Not entirely true, they do it where I am too and I'm nowhere near London.

technodad Wed 10-Apr-13 22:36:22

I really feel for you, and this situation makes me massively angry. My DC go to a non-selective local C of E school, but we would much rather that they went to a non-faith school, but there are none locally. However, your situation is much worse.

If I were you I would be very very angry, but personally I wouldn't compromise and get my DC christened because I couldn't bring myself to do it.
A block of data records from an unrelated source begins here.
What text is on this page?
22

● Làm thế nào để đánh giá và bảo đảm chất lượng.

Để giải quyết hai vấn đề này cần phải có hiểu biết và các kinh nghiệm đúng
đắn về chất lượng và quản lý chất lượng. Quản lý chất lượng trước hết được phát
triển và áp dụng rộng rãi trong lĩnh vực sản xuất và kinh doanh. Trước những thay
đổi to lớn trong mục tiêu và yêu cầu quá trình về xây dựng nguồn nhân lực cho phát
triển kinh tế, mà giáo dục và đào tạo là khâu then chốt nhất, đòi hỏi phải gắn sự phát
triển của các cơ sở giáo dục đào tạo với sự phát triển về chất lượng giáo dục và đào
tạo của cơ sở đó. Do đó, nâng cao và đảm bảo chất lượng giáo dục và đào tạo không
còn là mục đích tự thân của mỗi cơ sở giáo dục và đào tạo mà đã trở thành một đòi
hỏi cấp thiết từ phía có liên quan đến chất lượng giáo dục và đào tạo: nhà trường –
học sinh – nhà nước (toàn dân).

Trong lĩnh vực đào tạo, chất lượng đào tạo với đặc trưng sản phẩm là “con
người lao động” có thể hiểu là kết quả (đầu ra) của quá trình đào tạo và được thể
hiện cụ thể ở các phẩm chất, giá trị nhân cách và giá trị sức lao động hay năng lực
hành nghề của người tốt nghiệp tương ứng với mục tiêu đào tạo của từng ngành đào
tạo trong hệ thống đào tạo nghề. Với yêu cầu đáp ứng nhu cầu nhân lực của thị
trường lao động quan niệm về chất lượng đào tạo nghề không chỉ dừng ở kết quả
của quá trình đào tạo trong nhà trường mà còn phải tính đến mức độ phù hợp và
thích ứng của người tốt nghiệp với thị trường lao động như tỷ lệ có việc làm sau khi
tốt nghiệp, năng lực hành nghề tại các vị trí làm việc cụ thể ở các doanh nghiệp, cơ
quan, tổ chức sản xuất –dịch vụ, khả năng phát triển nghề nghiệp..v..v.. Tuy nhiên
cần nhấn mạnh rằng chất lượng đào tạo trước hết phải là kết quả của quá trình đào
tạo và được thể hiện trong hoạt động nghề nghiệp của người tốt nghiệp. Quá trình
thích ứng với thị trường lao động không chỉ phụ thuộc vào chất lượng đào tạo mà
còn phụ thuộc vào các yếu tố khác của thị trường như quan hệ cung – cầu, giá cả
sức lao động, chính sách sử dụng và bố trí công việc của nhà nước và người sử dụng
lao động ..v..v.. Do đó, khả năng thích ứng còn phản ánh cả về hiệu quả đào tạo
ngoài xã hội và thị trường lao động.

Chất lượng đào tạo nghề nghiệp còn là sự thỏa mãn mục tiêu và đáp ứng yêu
Not an easy decision though. And the only solution is to make all our state schools secular. Sadly this is very unlikely at the moment!

You want the best for your kids, and the only way you can achieve it is to compromise on your values. You are damned if you do, and damned if you don't (but I suppose you will only be damned by other people's imaginary friends and not by anything real). grin

seeker Thu 11-Apr-13 08:58:51

"Lots of faith schools, especially C of E ones, are full of non-C of E families. Its only in places like London where they enforce/try to enforce such strict criteria."

That is not true. They enforce them anywhere once the school becomes over subscribed.